Wednesday, October 14, 2009

Memory is More Complicated than you Think

There are 3 components to memory. The first is short term, where we sort through all the visual, auditory, tactile, and kinesthetic stimuli coming at us and select something to hold briefly in our minds. You can see how attention would affect this ability to sort, choose, and hold onto relevant information.

The next is long term memory. Review puts thing into short term memory repeatedly, which allows it to move to long term memory. Getting to know how much review you need and which modalities (sight, sound, feel, touch) are best for you is helpful in developing efficient study habits. It is important to note that lots of short reviews are more effective because attention wanes during long repetitive study sessions. Research has also indicated that reviewing material before sleeping aids movement to long term memory. Having material well organized and hooked to previously learned material also makes it easier to retrieve later when you need it.

The third component of memory is Active Working Memory. This is heavily affected by attention as well. I have heard the analogy of a work table. Imagine some students having a large table for all their supplies for a craft project. Others are working off a TV tray. In active working memory, you must combine new information and instructions with stored information. Holding all that in a smaller space correlates with craft supplies continuing to fall off the table and when you pick one up, another falls. An example would be the child who knows multiplication facts very well in isolation, but has trouble applying them while learning to do long division. Think of all the skills, steps, and information necessary to learn long division, and you may need to allow a student to use a fact chart (who normally doesn't need it) and provide a list of steps for problem completion.

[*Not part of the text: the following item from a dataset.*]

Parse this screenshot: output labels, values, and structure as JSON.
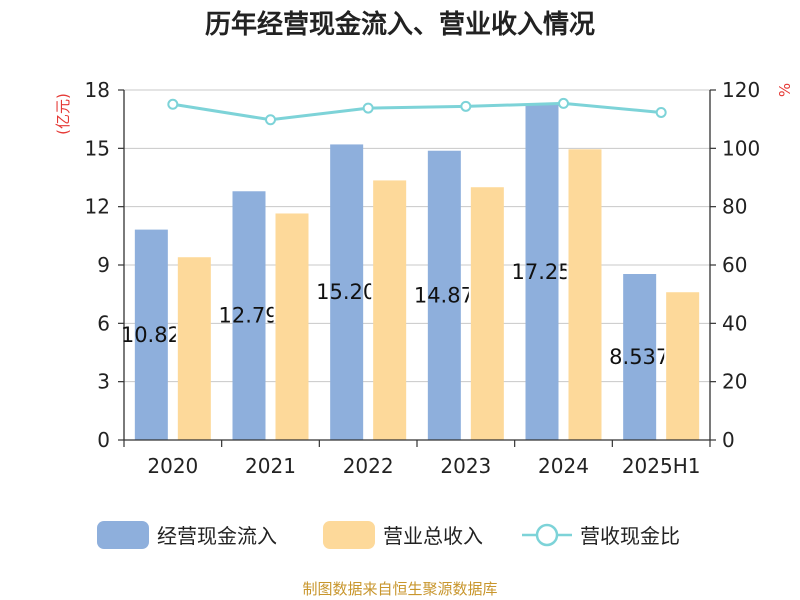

Some other factors that can affect Active Working Memory are:

Some stored facts are easier to retrieve than others
Lack of energy to focus on multiple tasks may be due to physical, emotional, social, or attention issues

Examples where it may become evident due to the complicated process:

In Written Expression, you must apply Letter formation, Spelling, Grammar, Capitalization, & Punctuation, and Organization of Thoughts
In Fill in the Blanks, you must Retrieving answers from words in the vocabulary and have Knowledge of Spelling
In Matching, you must Discern words and meanings and retrieve from your entire vocabulary (word bank may be helpful to narrow choices)

Suggested accommodations to consider:

1.Help students over learn skills so they are automatic and maintained over time
2.Provide references, such as fact charts, word banks, checklists, & formulas
3. Written Expression: Write topic ideas on visual organizer, Allow use of spelling aid, Allow use of most comfortable writing mode, Use editing checklists
4.Long Division: Allow use of fact chart or calculator, Allow use of steps during homework & tests 5. Fill in the Blank: Provide a word bank, Reading question to student to aid understanding
6.Matching: Break into groups of 4 or 5, Identify matching groups, Reading choices (hearing sometimes helps if reading is not fluent)

Memory is something children may need lots of guidance with to develop to potential. Be aware how much attention and available energy stores affect it as well.